Improving the Forecasting Process

The revenue forecasting process in New York remains flawed despite a statutory requirement for a consensus economic and revenue report to be released by March 10. Although the revenue estimate differences are smaller than last year, no agreement has been reached and a report has not even been issued.

The inability to reach a consensus on the revenue forecasts may be based, in part, on the recent track record. Revenues and economic performance have exceeded all expectations. Actual receipts exceeded proposed Executive Budget estimates by more than $5.5 billion over the past three years.

The Economy

The legislative and Executive forecasts for the national economy have only small differences other than in their projections for corporate profits.

For the state economy, the differences are more significant and center on wage and employment growth.

Income and Revenue Trends

Tax revenues are increasingly difficult to estimate because of the changing character and composition of personal income. Annual growth in regular wage payments has disproportionately occurred at the middle and upper end of the income distribution due to:

  • Significant growth in bonuses paid by the financial sector to their employees;
  • Increased number and value of stock options exercised;
  • Unusually strong capital gains due to record high stock prices and unlocking of capital gains in response to lowered federal tax rates; and
  • Larger number of individuals investing in mutual funds that make annual taxable distributions.

Analysis of Revenue Forecasts

Revenue estimates for 1997-98 and 1998-99 differ from Executive estimates by between $476 million and $944 million. Although all of the revenue forecasts are achievable there is considerable uncertainty surrounding the components of income that drive the 1998-99 differences.

Disagreements on projected revenues for 1997-98 are minimal, ranging from $100 million to $152 million. The major disagreements are in the business taxes and estate and gift tax collections that the State will receive in March.

The differences in expected revenues for 1998-99 are more significant and range from $336 million to $819 million.
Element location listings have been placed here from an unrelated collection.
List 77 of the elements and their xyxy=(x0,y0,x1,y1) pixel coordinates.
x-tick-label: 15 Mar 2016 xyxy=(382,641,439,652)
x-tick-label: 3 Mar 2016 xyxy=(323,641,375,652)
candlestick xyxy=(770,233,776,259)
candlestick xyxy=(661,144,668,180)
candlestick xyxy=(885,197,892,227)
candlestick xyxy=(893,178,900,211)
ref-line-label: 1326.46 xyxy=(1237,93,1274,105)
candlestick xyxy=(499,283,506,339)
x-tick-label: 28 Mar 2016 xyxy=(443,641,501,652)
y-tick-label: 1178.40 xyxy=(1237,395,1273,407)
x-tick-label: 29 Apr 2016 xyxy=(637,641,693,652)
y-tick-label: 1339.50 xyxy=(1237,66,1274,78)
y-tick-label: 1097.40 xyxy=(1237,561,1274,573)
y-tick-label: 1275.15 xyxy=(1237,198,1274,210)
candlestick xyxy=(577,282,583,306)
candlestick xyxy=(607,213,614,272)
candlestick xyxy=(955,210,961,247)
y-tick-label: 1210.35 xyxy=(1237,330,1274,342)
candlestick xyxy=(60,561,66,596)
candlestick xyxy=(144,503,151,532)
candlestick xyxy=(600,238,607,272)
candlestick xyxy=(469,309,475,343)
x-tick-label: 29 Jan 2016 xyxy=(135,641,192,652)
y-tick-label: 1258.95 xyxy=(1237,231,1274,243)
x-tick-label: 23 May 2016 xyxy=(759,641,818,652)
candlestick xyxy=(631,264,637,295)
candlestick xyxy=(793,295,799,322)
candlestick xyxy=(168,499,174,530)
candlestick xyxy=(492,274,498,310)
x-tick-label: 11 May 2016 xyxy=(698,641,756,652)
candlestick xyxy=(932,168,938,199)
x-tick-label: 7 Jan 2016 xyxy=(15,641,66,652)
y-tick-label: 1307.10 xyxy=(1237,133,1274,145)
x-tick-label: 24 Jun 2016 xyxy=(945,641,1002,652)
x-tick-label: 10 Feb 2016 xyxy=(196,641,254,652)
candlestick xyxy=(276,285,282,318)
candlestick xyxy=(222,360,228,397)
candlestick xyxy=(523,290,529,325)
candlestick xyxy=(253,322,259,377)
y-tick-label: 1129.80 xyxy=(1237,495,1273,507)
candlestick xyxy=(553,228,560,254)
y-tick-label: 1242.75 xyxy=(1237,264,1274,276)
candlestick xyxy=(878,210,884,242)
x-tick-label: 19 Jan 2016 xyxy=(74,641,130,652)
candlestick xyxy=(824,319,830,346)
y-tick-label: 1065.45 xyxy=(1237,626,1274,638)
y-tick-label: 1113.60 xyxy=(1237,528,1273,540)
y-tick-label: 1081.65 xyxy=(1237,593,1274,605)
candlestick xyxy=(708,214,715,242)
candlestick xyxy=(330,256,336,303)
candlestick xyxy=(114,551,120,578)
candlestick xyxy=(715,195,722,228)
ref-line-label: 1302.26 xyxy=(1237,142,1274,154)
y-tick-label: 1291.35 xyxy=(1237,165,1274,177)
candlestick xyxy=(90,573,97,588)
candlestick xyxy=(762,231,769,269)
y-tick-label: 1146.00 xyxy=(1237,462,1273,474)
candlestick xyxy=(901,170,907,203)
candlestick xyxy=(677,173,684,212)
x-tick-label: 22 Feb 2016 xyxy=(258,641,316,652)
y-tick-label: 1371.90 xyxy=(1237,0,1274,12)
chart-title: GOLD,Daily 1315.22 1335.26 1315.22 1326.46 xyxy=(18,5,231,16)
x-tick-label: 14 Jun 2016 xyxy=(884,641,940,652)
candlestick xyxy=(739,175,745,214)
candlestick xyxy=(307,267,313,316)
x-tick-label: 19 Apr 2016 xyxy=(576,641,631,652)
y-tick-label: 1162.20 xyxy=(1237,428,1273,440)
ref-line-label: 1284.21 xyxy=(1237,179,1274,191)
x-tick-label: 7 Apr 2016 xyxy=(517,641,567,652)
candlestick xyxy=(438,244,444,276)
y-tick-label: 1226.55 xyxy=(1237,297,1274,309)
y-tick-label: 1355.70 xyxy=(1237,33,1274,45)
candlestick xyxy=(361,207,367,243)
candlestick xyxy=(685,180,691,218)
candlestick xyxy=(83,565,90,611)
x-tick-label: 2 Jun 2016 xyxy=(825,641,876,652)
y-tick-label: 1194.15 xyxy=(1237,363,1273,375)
At least half of the disagreement is in the personal income tax, and how much will be collected from the withholding and estimated payments tax.

  • The fiscal staff's(1) forecasts vary by up to $323 million in higher wage withholding taxes. The different estimates are a result of wage growth projections that range from 5.0 to 5.8 percent for the fiscal year. Because withholding tax rates increase as income increases, the distribution of wage growth among income classes is contributing to different estimates.
  • The fiscal staff's forecasts vary by up to $305 million in higher estimated income tax payment taxes on non-wage income. The difference in projected capital gains explains over $200 million of the difference in forecasts.


  • From a revenue perspective, the changing character and composition of income is good news, since the income tax is progressive and proportionately more revenue is collected by the State when it is received by higher income taxpayers. However, in terms of stability, the foundation of the much higher tax revenues is the strength in the financial markets. These markets have in the past been volatile and the State's dependence on Wall Street significantly increases the risk in the economic and revenue forecast

1. This report refers to the three forecasts published by the Legislative fiscal committees as "fiscal staff forecast."